Creative new products are also a sure-fire strategy to achieve greater success. As consumers plan to resume larger gatherings of holiday celebrations, here is a distinctive new idea from Columbus Craft Meats.
Evan Inada, director of charcuterie at Columbus Craft Meats, shares this creative idea – perfect for the holidays – for a delicious charcuterie cake.
You’ve seen the same white cake with colored icing roses at every wedding. Plain vanilla gets a little redundant, doesn’t it? The celebratory centerpiece of your next event doesn’t have to be just desserts anymore.
Stand out from the crowd with a charcuterie cake - complete with Columbus Craft Meats Fresh Salami - that will make the savory snack lover rejoice. The Italian Dry and Calabrese pouring out of the cut cake is not only decorative, but delicious. An assortment of grapes, fresh figs, strawberries, gooseberries, and dragon fruit slices pull it all together and add a little bit of sweetness.
BAKE: This sounds like a true show-stopper idea. How did you come up with the idea to create a delicious charcuterie cake?
EVAN INADA: My daughter loves rainbow cakes, so that was the start of the inspiration there—how do you make a cool cake with the cut in the middle that wows everyone when they see it? That was the goal there.
Target was not involved in the creation of this charcuterie cake, but they are one of our retail vendors. COLUMBUS® Craft Meats products are available nationwide in Target stores, providing a convenient way for consumers to grab our products and easily recreate this cake at home.
BAKE: How did you work on the execution of making the cake, and how did you decide on the ingredients?
EVAN INADA: I worked on the execution of it as inspired by making a rainbow cake. I chose the best things to go with the cheese to start off with. The Cypress Grove Humboldt Fog is a chevre, so the salami I chose is the perfect pairing for that in terms of elevating the flavors of sweet with the creamy chevre. I wanted to fold the salami, so it was overflowing, coming out of the cake itself so that people understood it was a charcuterie cake. When it came to doing the roses, I wanted to make sure it had that wedding cake aspect. That was important. The fresh fruits were chosen based on what was in season at the time. The figs, the gooseberries in the husk, as well as strawberries, have the right sweetness and acidity to go with this pairing, while also giving the perfect aesthetic look to grab your attention.
BAKE: How did you fine-tune the procedure?
EVAN INADA: I actually just tried it in one take. I found a rainbow cake picture that I wanted to use as inspiration and then made it work with salami. I think my charcuterie building experience came into play, but finetuning it down the road for a bigger scale one would be great in the future, although this test-run was very successful.
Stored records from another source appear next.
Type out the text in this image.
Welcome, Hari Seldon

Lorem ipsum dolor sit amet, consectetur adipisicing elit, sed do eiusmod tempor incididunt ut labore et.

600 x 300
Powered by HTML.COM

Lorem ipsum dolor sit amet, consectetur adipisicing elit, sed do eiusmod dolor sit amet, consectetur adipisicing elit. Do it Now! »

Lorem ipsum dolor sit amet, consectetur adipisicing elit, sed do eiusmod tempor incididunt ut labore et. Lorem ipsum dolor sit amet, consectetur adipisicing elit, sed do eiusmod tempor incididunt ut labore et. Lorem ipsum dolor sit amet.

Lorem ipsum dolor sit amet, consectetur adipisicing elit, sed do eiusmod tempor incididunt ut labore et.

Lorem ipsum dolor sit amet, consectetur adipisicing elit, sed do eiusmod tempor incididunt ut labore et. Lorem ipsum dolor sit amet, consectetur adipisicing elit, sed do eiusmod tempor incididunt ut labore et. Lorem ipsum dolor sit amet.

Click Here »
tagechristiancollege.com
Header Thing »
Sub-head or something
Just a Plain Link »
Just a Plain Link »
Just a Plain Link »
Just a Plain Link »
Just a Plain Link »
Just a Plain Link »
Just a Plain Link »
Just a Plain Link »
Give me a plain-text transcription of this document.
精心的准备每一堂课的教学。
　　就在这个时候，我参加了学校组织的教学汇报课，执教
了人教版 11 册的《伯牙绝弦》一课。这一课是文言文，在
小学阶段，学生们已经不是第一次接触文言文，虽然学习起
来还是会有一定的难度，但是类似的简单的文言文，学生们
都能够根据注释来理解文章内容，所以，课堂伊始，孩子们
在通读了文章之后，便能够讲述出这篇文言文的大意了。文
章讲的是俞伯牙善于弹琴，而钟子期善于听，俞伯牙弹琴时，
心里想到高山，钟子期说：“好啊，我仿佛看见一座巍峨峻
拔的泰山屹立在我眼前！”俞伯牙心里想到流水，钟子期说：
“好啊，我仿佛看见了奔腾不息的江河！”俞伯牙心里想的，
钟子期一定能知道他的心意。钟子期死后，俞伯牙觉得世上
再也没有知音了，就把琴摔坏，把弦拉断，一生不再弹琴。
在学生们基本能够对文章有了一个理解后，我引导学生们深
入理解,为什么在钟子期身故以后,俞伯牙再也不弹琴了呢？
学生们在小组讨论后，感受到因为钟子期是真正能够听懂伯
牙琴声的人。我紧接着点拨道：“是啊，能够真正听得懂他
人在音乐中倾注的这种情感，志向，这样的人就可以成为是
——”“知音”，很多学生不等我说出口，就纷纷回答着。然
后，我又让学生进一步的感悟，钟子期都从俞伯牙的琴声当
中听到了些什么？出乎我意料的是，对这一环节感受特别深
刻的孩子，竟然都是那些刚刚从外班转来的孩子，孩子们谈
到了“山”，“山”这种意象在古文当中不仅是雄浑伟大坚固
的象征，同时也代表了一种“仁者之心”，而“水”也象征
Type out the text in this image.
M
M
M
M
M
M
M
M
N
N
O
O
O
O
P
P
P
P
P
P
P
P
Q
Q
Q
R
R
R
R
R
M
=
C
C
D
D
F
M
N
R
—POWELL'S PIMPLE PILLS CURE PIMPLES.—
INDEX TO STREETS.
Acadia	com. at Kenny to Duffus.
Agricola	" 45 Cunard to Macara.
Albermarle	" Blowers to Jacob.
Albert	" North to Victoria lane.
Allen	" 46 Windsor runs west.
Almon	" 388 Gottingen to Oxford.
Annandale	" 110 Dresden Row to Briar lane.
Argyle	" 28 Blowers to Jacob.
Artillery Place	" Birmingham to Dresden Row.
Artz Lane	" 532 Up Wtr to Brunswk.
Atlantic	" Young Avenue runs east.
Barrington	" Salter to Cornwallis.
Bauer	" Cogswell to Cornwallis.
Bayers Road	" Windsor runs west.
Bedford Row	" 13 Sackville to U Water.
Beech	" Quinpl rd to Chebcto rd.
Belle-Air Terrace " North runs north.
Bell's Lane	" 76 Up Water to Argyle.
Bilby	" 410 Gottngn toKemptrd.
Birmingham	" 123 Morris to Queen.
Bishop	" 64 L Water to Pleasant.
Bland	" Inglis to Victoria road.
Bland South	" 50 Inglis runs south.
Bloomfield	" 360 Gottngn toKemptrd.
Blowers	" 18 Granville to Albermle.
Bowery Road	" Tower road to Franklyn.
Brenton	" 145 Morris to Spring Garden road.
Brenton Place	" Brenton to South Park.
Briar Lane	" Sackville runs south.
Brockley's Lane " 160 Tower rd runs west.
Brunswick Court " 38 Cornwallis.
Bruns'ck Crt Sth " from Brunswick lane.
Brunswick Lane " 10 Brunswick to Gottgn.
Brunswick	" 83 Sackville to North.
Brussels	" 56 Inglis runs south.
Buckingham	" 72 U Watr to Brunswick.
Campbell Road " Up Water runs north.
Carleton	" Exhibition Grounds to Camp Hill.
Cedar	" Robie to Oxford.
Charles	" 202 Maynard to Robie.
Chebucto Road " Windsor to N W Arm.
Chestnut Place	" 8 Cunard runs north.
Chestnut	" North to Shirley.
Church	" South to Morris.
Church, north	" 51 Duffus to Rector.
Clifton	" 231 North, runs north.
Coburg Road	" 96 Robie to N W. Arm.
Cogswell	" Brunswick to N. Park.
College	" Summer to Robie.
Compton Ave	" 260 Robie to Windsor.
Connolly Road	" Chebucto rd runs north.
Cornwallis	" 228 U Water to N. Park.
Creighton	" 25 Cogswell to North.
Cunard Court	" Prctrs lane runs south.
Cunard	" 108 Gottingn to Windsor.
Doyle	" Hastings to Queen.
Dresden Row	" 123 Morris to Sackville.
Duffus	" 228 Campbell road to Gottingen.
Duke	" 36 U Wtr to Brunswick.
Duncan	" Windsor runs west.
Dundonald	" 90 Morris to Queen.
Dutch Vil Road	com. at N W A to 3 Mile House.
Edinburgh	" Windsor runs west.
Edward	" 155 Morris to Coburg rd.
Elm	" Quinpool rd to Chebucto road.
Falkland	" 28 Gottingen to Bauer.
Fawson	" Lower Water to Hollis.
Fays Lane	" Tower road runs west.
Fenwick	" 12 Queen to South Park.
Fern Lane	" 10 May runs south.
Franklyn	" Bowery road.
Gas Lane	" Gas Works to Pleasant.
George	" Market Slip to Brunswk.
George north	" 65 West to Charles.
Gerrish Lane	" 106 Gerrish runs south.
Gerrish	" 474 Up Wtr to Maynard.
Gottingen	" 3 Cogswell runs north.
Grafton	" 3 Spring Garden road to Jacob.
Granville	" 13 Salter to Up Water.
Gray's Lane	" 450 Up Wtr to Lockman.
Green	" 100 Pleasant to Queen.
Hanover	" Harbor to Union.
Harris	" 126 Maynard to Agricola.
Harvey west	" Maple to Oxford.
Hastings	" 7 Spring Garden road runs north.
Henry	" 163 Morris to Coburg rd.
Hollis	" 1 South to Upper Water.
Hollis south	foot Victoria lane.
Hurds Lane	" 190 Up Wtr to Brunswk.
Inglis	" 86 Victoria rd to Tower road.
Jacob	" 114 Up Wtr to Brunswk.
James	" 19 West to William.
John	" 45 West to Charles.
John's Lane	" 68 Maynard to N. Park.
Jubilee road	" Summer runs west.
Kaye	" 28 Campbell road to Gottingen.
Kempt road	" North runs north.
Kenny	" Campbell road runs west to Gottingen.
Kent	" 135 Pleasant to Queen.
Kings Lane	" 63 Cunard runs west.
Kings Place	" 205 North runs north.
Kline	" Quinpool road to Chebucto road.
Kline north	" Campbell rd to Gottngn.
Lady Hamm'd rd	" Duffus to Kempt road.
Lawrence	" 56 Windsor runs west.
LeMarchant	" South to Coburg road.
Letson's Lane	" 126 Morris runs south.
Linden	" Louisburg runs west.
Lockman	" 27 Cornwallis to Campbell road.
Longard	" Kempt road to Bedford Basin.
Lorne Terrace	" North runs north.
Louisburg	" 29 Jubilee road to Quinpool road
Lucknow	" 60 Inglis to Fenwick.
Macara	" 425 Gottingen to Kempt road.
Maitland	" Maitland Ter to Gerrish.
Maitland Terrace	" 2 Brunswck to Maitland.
BAKE: What are your thoughts on the final result?
EVAN INADA: I was pretty happy with it. Being on a pedestal, it stood out with another board in front of it. It is an attention-grabber, so it’s a great suggestion for any type of event or something like a wedding. This is the type of cake that would be perfect for a happy hour or cocktail hour before an event. Because of the size of this, it could serve up to 75 people, and it could be easily adjusted to accommodate a larger or smaller audience. You could play with the components, add more salami, as needed, etc.
BAKE: How big is the charcuterie cake? Can retailers receive instructions on how to recreate it for instore display?
EVAN INADA: A 5-pound wheel of cheese was used for this with a 1-pound wheel on top. About 1 pound of thinly sliced salami was used. It was about 10-12 inches tall. Yes, I recommend cutting a large enough slice, so it has a clear opening. It is a matter of matching that top wheel of cheese to the bottom wheel in terms of creating the best shape, combined with folding up the salami and having it flow out correctly. Each piece of salami was folded in half and then quarters and then coupled with another. I worked from the bottom, from the edge of the plate into the opening of the cake, as it will help the pieces stay secure best. For the salami roses on the side, I recommend continuing to twist salami and wrap in a circular motion around until it looks like a rose.
BAKE: How can retailers tie in this creative product idea with instore and online promotions?
EVAN INADA: I think online is really easy to do—post a cool picture in a wedding setting and it stands out. For in-store display, it could work with refrigeration and refreshing. The cake itself has some fiore on the outside, so it would stay in place for at least a week in refrigeration. I recommend refreshing the salami daily in order to keep it looking fresh and bright in color. Swap out the fruits as needed for freshness as well.